Use the training data for growing a tree for predicting
Class
as a function of all the other variables. Plot the tree.Compute the predictions (classes and probabilities, separately) for the test observations. Compute the accuracy.
Implement bagging and compare its performance (in terms of accuracy) with the full classification tree implemented before. Compute also probabilities that will be used at the end for the AUC.

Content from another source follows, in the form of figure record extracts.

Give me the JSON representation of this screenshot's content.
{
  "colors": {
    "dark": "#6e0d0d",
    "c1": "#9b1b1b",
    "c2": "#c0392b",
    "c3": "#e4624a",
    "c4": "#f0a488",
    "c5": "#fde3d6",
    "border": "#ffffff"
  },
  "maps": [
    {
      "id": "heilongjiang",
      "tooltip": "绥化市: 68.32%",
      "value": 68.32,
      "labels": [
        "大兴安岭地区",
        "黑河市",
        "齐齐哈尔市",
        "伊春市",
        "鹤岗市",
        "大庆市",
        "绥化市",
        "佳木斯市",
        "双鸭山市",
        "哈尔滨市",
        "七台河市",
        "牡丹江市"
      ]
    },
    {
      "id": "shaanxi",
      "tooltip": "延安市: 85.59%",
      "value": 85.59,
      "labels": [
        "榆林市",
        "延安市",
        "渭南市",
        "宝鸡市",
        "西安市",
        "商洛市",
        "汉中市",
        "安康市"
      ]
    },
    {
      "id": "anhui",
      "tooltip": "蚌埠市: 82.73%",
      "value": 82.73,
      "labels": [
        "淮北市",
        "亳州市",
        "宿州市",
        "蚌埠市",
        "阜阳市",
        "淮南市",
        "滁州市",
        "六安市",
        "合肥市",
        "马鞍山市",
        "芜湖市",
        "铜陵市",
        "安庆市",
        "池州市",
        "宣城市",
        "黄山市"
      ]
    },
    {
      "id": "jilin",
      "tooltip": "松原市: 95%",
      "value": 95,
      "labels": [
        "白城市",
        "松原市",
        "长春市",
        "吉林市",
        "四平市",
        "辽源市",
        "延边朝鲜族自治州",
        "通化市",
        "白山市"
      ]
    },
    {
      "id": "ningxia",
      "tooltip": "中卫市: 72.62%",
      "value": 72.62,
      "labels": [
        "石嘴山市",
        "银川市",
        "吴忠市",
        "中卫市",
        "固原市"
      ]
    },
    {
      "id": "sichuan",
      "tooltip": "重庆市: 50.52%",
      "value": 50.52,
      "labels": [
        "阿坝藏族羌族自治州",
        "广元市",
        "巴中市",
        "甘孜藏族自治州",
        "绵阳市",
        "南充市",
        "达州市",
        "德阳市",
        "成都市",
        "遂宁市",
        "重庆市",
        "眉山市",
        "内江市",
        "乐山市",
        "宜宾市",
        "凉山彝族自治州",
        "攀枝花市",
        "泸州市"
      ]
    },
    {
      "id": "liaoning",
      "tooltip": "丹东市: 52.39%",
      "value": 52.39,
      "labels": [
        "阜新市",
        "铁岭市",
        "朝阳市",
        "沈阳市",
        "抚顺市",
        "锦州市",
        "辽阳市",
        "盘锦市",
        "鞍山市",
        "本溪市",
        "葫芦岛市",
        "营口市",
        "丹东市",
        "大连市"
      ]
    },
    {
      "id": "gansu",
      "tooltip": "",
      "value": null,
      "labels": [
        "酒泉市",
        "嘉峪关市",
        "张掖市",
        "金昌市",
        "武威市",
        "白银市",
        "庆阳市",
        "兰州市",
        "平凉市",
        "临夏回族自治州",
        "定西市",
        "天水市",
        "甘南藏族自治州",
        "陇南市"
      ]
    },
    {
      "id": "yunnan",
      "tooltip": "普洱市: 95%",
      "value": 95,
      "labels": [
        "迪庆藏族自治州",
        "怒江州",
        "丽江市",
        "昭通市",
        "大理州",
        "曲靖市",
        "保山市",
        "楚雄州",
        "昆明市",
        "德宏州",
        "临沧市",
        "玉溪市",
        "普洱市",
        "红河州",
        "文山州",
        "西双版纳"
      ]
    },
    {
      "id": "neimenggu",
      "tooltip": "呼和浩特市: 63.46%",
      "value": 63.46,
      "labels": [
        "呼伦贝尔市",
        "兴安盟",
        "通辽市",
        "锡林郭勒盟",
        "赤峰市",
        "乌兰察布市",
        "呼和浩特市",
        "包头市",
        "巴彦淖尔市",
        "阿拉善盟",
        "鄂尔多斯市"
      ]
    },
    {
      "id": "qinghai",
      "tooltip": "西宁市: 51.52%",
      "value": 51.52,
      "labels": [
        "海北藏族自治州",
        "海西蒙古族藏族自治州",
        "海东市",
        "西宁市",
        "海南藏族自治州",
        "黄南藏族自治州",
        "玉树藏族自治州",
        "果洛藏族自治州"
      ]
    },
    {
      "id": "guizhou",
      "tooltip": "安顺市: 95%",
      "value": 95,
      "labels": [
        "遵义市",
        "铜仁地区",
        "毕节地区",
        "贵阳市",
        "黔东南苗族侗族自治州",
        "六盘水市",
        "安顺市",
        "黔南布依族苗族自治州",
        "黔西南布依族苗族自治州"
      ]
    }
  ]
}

Implement random forest and compare its performance (in terms of accuracy) with the methods implemented before. Compute also probabilities that will be used at the end for the AUC.
For all the considered models compute the AUC and plot the ROCs.